I have found this to be the truth. I'm making a game in Go, and have learned that a smooth framerate depends on programming with allocation awareness. Always know where and when your memory is coming from.

zachmu|1 year ago

This is true.

We have in the past eliminated sentinel errors and gotten measurable gains from doing so, but this is mostly because our errors were both common (occurring several times on every request) and expensive to construct. The direct cost of errors.Is() was minor compared to the cost of building the error itself.

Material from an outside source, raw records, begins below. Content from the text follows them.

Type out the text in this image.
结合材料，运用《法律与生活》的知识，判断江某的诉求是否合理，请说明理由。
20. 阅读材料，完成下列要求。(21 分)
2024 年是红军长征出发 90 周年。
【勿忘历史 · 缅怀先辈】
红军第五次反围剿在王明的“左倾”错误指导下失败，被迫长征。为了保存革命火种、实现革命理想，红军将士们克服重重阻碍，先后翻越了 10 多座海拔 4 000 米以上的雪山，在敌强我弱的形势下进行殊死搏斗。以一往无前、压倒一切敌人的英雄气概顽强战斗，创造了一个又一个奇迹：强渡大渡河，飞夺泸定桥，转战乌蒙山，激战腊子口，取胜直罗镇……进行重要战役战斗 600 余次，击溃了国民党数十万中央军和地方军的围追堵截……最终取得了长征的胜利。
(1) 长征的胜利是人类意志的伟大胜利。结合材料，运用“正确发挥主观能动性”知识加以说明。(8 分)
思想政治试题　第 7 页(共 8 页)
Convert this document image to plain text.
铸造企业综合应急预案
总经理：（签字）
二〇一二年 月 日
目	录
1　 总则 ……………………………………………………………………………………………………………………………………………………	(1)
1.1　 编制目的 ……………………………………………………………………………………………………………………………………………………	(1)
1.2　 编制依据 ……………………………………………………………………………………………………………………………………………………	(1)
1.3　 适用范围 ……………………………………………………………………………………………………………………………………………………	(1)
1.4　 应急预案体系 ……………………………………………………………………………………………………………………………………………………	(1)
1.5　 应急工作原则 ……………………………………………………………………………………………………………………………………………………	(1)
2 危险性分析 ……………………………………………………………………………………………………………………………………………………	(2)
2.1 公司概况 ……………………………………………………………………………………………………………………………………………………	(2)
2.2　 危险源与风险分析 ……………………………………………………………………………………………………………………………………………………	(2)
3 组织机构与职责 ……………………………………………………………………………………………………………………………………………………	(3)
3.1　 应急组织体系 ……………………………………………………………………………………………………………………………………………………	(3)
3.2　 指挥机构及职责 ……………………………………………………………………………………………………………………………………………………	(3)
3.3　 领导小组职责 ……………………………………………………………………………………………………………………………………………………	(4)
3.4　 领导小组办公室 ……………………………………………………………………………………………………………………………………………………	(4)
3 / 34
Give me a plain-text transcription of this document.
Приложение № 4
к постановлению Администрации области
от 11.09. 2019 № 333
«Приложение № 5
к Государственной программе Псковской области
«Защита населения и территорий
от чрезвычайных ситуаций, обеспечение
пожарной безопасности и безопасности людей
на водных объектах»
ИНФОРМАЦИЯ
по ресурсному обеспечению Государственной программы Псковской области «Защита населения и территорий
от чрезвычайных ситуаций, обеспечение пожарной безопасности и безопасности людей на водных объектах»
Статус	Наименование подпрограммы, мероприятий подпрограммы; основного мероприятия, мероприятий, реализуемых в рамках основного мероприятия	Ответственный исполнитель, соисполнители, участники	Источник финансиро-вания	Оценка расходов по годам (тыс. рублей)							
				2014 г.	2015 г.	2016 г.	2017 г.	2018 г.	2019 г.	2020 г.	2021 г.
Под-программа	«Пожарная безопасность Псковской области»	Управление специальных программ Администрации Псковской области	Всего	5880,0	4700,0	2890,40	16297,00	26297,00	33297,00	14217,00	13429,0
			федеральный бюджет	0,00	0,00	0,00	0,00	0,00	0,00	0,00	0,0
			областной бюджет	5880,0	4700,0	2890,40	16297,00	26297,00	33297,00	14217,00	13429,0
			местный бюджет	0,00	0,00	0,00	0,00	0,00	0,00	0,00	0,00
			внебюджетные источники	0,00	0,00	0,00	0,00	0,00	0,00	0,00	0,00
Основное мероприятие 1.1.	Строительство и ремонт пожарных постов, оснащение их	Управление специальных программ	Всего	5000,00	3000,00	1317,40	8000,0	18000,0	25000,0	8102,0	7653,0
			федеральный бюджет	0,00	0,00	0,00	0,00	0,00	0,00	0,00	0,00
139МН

And you might be surprised how common it is for people to insist on wrapping an error at every layer of the stack. I've gotten in arguments with these people online, they're out there.

sethammons|1 year ago

I insist on wrapping all errors each time and only removing that when performance testing shows it to be a bottleneck. A top concern of my systems is debugability which includes descriptive, wrapped errors with structured logging (this is a super power for system development and I am surprised when folks don't give love to structured logs and detailed, reproducible errors).

I want organizational velocity in the general case. If wrapping an error is in a hot path and shows up in metrics, yeah, remove the wrapping. Otherwise, wrap the error.

What is your argument against that? It would seem you find the compute savings of non-wrapped errors outweighs developer time and customer impact. If that is not what you are saying, please correct me.

My creds are using Go since 1.2 and writing massively scaled systems processing multibillion events daily for hundreds of thousands of users with 4 to 5 9s of uptime across dozens of services maintained by hundreds of developers earning the company hundreds of millions of dollars.